Apparently frustrated that their trolling attempts on Wikipedia have been unsuccessful, the Manosphere Game Cultists, led by blogger Theodore Beale (a.k.a. Vox Populi, Vox Day, and the Dark Lord) have set up an alternative site called Infogalatic. The Alt-Right blogs are going wild promoting the new site and encouraging their disciples to write allegedly academic entries for it.
How this new site seems to work is like this: Suppose one searches Infogalactic, say for example, 'John F. Kennedy'. The Wikipedia entry for Kennedy will come up, unless one of the Gamers have edited it. It doesn't change any entries on Wikipedia; but allows the Red Pills to edit/rewrite the entries on Infogalactic. To put it in modern computer-tech parlance, they're using a proxy site to scrub another website.
What the Gamers are doing is not illegal, but it is highly unethical. Aside from piggy-backing off Wikipedia, the cult is promoting Infogalactic as an objective source of information. The Planetary Knowledge Core is Infogalactic's tagline. We get a glimpse of how objective Infogalactic is going to be from Vox' recent article on the project. After complaining of Wikipedia censorship of one his entries due to "lack of correct attribution" Vox snorts that:
"The fact that this particular contribution happens to be anathema to the radical SJWs at Wikipedia is mere happenstance, of course." And to prove his point he states that "Consider that 'Cultural Marxism' is unworthy of a page on Wikipedia, deleted and buried. But the page about gay performance artist Chris Crocker...has hundreds of edits and 53.9k of data devoted to it."
For starters, a search on Google gives us this link:
Which goes to an incorporated entry with the 'Frankfurt School' where the term originated. The rather lengthy article goes into the term's original historical and philosophical meaning down its current uses in contemporary politics. As for Crocker, the fact that he's a popular celebrity explains the number of web-hits and edits that his article gets. It's just simple logic that a pop music star is going to get more attention than the historical entomology of a political/philosophical phrase.
Now the Alphas all consider themselves men of extraordinary intelligence and they have been conniving to interject Game/Red Pill Philosophy into academic pursuits for some time. Many of them have openly stated that Game should be taught to boys and young men in the public schools (Vox and most other Gamers oppose educating females). Add into the mix that Vox---with 172 of his disciples on the project, and a half-dozen pro-Game bloggers on the editorial board---and it's hard to take any of his claims about a 'non-biased approach' seriously.
Naturally such a bold undertaking is expensive, so Vox and his cohorts have made this special offer on their fundraising page:
"A number of corporations and services have indicated an interest in being able to monitor corporate pages of interest to them in order to prevent false, malicious, or misleading information being spread about their organizations and clients. A limited number of pro admin seats are available."

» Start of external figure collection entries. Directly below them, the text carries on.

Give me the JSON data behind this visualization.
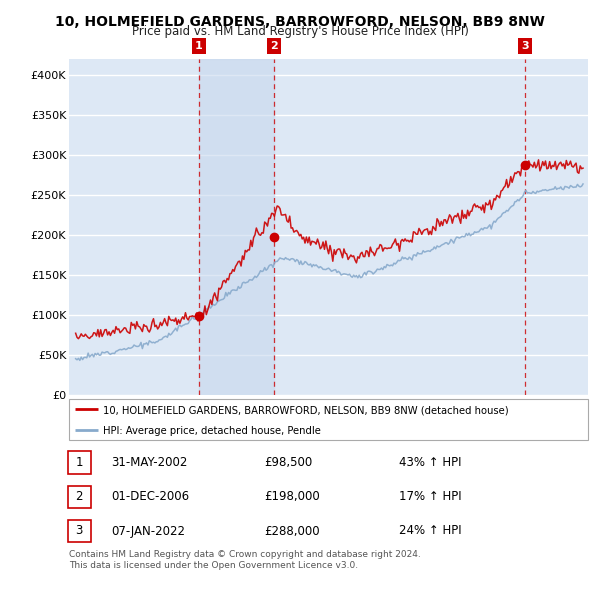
{
  "title": "10, HOLMEFIELD GARDENS, BARROWFORD, NELSON, BB9 8NW",
  "subtitle": "Price paid vs. HM Land Registry's House Price Index (HPI)",
  "legend_line1": "10, HOLMEFIELD GARDENS, BARROWFORD, NELSON, BB9 8NW (detached house)",
  "legend_line2": "HPI: Average price, detached house, Pendle",
  "footnote1": "Contains HM Land Registry data © Crown copyright and database right 2024.",
  "footnote2": "This data is licensed under the Open Government Licence v3.0.",
  "table": [
    {
      "num": "1",
      "date": "31-MAY-2002",
      "price": "£98,500",
      "change": "43% ↑ HPI"
    },
    {
      "num": "2",
      "date": "01-DEC-2006",
      "price": "£198,000",
      "change": "17% ↑ HPI"
    },
    {
      "num": "3",
      "date": "07-JAN-2022",
      "price": "£288,000",
      "change": "24% ↑ HPI"
    }
  ],
  "sale_years": [
    2002.41,
    2006.92,
    2022.02
  ],
  "sale_prices": [
    98500,
    198000,
    288000
  ],
  "sale_labels": [
    "1",
    "2",
    "3"
  ],
  "ylim": [
    0,
    420000
  ],
  "yticks": [
    0,
    50000,
    100000,
    150000,
    200000,
    250000,
    300000,
    350000,
    400000
  ],
  "ytick_labels": [
    "£0",
    "£50K",
    "£100K",
    "£150K",
    "£200K",
    "£250K",
    "£300K",
    "£350K",
    "£400K"
  ],
  "line_color_red": "#cc0000",
  "line_color_blue": "#88aacc",
  "vline_color": "#cc0000",
  "bg_color": "#dde8f5",
  "grid_color": "#ffffff",
  "shade_color": "#c8d8ee",
  "box_color": "#cc0000"
}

Yes, certainly there's nothing unbiased about selling administrative seats to special interests! Vox also tells us that objectivity will be achieved through "proven Game design principles and a sophisticated series of algorithms," which of course allows for all kinds of data skewing.
The sad part about this project is that millions of unsuspecting readers are going to happen upon Infogalactic without realizing that it's nothing but a cultish propaganda organ disguised as an online encyclopedia. Again, the Red Pills have taken the Cultural Marxist doctrine of "the relativity of truth" and applied it to their own agendas.